Abstract

Postoperative lead perforation is a life-threatening complication of cardiac pacing. Identification of precipitating factors for this serious complication may help to anticipate a specific risk profile and to minimize the incidence. We conducted a retrospective tertiary referral center analysis to clarify clinical, anatomical, and technical characteristics related to pacemaker (PM) and cardioverter/defibrillator lead perforation. We examined the baseline characteristics and the symptoms. In a subgroup, we investigated the myocardial thickness on contrast-enhanced cardiac computed tomography. We enrolled 26 patients. Female gender appears to put patients at slightly increased risk for lead perforation.

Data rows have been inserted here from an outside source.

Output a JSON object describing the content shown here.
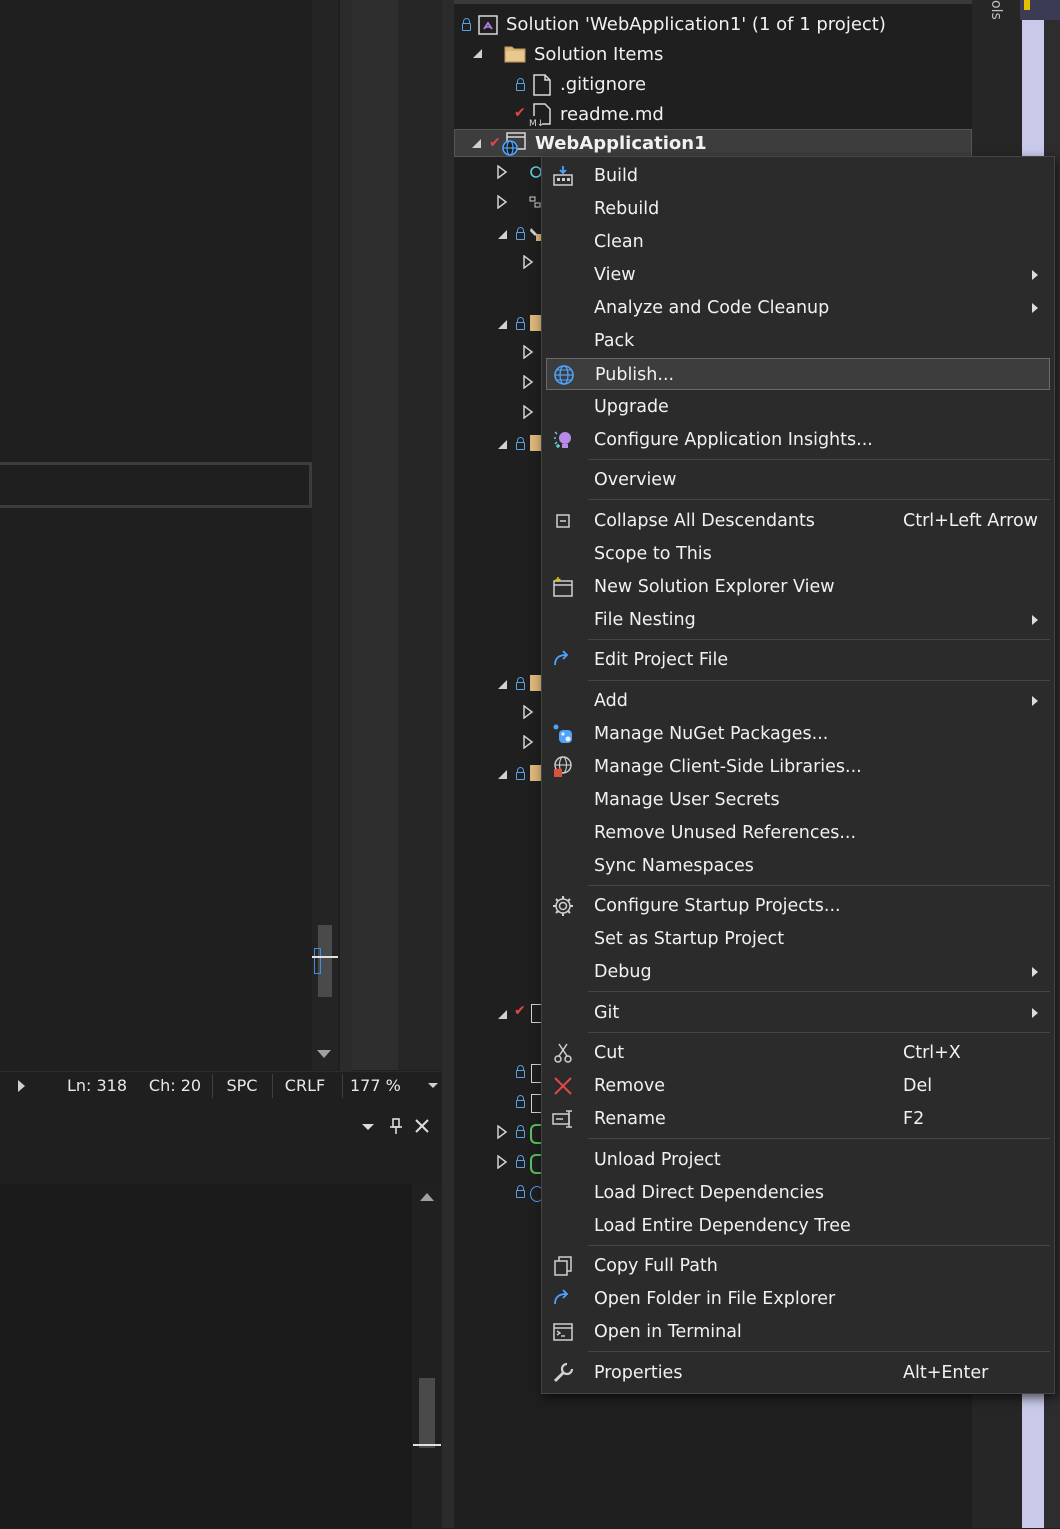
{
  "status_bar": {
    "line": "Ln: 318",
    "column": "Ch: 20",
    "whitespace": "SPC",
    "line_ending": "CRLF",
    "zoom": "177 %"
  },
  "right_strip": {
    "tab_label": "ols"
  },
  "solution_explorer": {
    "solution_label": "Solution 'WebApplication1' (1 of 1 project)",
    "solution_items_label": "Solution Items",
    "gitignore_label": ".gitignore",
    "readme_label": "readme.md",
    "project_label": "WebApplication1"
  },
  "context_menu": {
    "build": "Build",
    "rebuild": "Rebuild",
    "clean": "Clean",
    "view": "View",
    "analyze": "Analyze and Code Cleanup",
    "pack": "Pack",
    "publish": "Publish...",
    "upgrade": "Upgrade",
    "app_insights": "Configure Application Insights...",
    "overview": "Overview",
    "collapse_all": "Collapse All Descendants",
    "collapse_all_shortcut": "Ctrl+Left Arrow",
    "scope_to_this": "Scope to This",
    "new_se_view": "New Solution Explorer View",
    "file_nesting": "File Nesting",
    "edit_project_file": "Edit Project File",
    "add": "Add",
    "manage_nuget": "Manage NuGet Packages...",
    "manage_client_libs": "Manage Client-Side Libraries...",
    "manage_user_secrets": "Manage User Secrets",
    "remove_unused_refs": "Remove Unused References...",
    "sync_namespaces": "Sync Namespaces",
    "configure_startup": "Configure Startup Projects...",
    "set_startup": "Set as Startup Project",
    "debug": "Debug",
    "git": "Git",
    "cut": "Cut",
    "cut_shortcut": "Ctrl+X",
    "remove": "Remove",
    "remove_shortcut": "Del",
    "rename": "Rename",
    "rename_shortcut": "F2",
    "unload_project": "Unload Project",
    "load_direct_deps": "Load Direct Dependencies",
    "load_entire_tree": "Load Entire Dependency Tree",
    "copy_full_path": "Copy Full Path",
    "open_folder": "Open Folder in File Explorer",
    "open_terminal": "Open in Terminal",
    "properties": "Properties",
    "properties_shortcut": "Alt+Enter"
  },
  "colors": {
    "background": "#1f1f1f",
    "menu_background": "#2b2b2b",
    "menu_highlight": "#3d3d3d",
    "accent_blue": "#3a8ee6",
    "git_check_red": "#e04848"
  }
}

In a majority active fixation leads were used. Symptoms occurred in 72%. Pericardial effusion and tamponade were present in 38% and 19%, respectively. Sensing was compromised in 65%. A high pacing threshold or exit block occurred in 92%. Myocardial thickness did not differ between patients with or without perforation. In 96%, the perforation was treated by transvenous withdrawal. Chest pain, phrenic stimulation, bad sensing, or exit block early after PM implantation must prompt radiological and echocardiographic evaluation. A missing pericardial effusion particularly late after implantation does not rule out a perforation. Especially active fixating leads have a higher risk of perforation. With cardiac surgery in standby transvenous withdrawal is a safe way to treat lead perforation.